Are there any roles you would have liked to have played, in either a recent or a classic musical or play? What are they, and why?

Carol Channing: I don’t know that I’ve ever had time to think about what or whom I would like to have played.  I would, of course, dearly loved to play Dolly in the movie version.  I remember thinking, Oh Jerry’sMame would have been fun.  But how could you top Angela’s performance?  Although she and I did switch roles ever so briefly… oh years ago, during a tribute to Jerry when she came out as Dolly and I as Mame.  Oh, that was fun!

Which performers today do you particularly admire, and why?

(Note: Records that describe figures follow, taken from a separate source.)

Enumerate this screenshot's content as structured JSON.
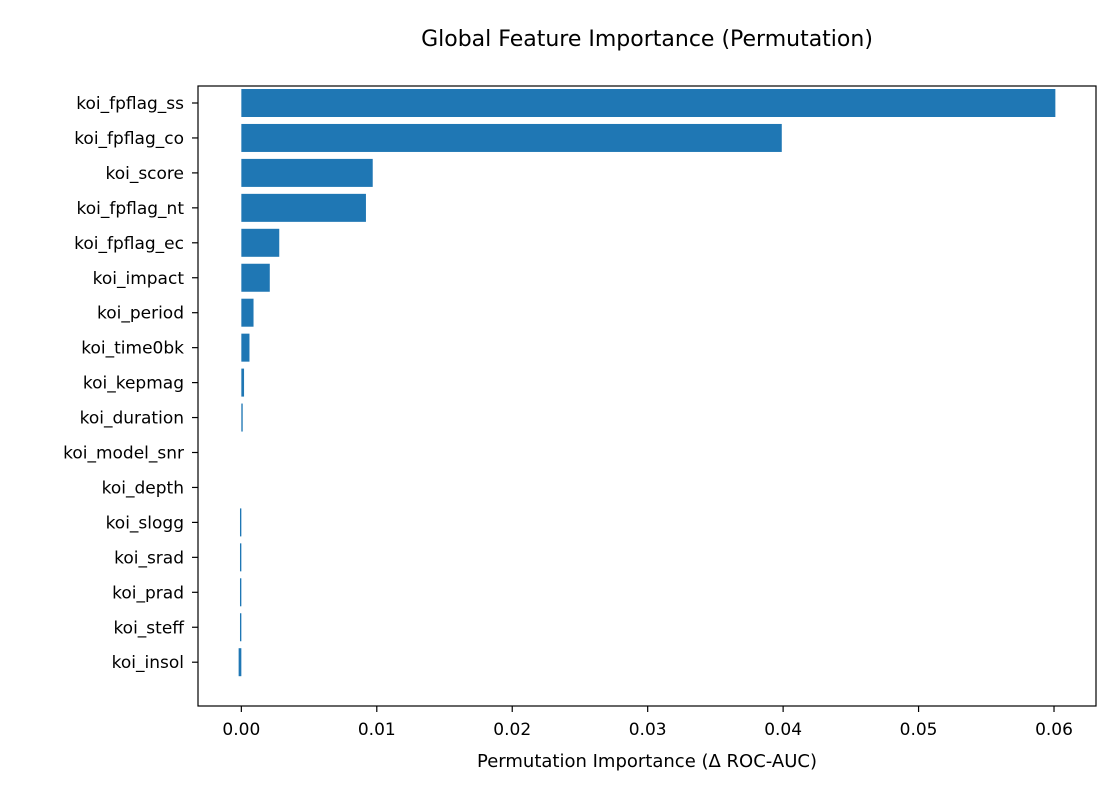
{
  "chart_data": {
    "type": "bar",
    "orientation": "horizontal",
    "title": "Global Feature Importance (Permutation)",
    "xlabel": "Permutation Importance (Δ ROC-AUC)",
    "ylabel": "",
    "categories": [
      "koi_fpflag_ss",
      "koi_fpflag_co",
      "koi_score",
      "koi_fpflag_nt",
      "koi_fpflag_ec",
      "koi_impact",
      "koi_period",
      "koi_time0bk",
      "koi_kepmag",
      "koi_duration",
      "koi_model_snr",
      "koi_depth",
      "koi_slogg",
      "koi_srad",
      "koi_prad",
      "koi_steff",
      "koi_insol"
    ],
    "values": [
      0.0601,
      0.0399,
      0.0097,
      0.0092,
      0.0028,
      0.0021,
      0.0009,
      0.0006,
      0.0002,
      0.0001,
      0.0,
      0.0,
      -0.0001,
      -0.0001,
      -0.0001,
      -0.0001,
      -0.0002
    ],
    "xlim": [
      -0.0032,
      0.0631
    ],
    "xticks": [
      0.0,
      0.01,
      0.02,
      0.03,
      0.04,
      0.05,
      0.06
    ],
    "xtick_labels": [
      "0.00",
      "0.01",
      "0.02",
      "0.03",
      "0.04",
      "0.05",
      "0.06"
    ],
    "bar_color": "#1f77b4",
    "grid": false,
    "legend": "none"
  }
}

Carol Channing: I wish I could answer that with more knowledge.  So many times I’m introduced to someone whose work I know I should know and I don’t.  I’m always so embarrassed that I haven’t kept up better.  I’m awfully impressed with Catherine Zeta Jones.  It’s pronounced Zeeeeeta, you know … Oh, and Kristin Chenoweth.  I’m impressed with her.   There is also a young man I met from a show called “Glee”.  I’ve never seen him on the show, but have worked with him on stage.  Oh, what’s wrong with me? Why can’t I remember his name.  Anyway, him.

Had you not become a performer, what field would have interested you?

Carol Channing: Oh!  Ahhhhhh, I don’t know.  I’ve wanted to be a performer since I was 7. I imagine if I hadn’t, I’d have found something associated with the industry.

You’ve led an extraordinary life, on stage and off – what continues to inspire and motivate you?

Carol Channing: Others.  When I see someone who’s passionately working on something, whether on stage or for the community, it inspires me.  My motivation is always that next show, that next character or that next appearance.  I’m always so sure that it will be my best performance or my greatest accomplishment.

Imagine if they were real people who met each other, what would Lorelei Lee have thought of Dolly Gallagher Levi, and vice versa?    

Carol Channing: Isn’t that odd, no one has ever asked me that before.  I imagine they would have gotten along wonderfully.   They were both and are such strong personalities that I think off stage they would have been tremendous friends, but on stage …well, the poor audience would have difficulty focusing on just one of them.  They would overpower each other.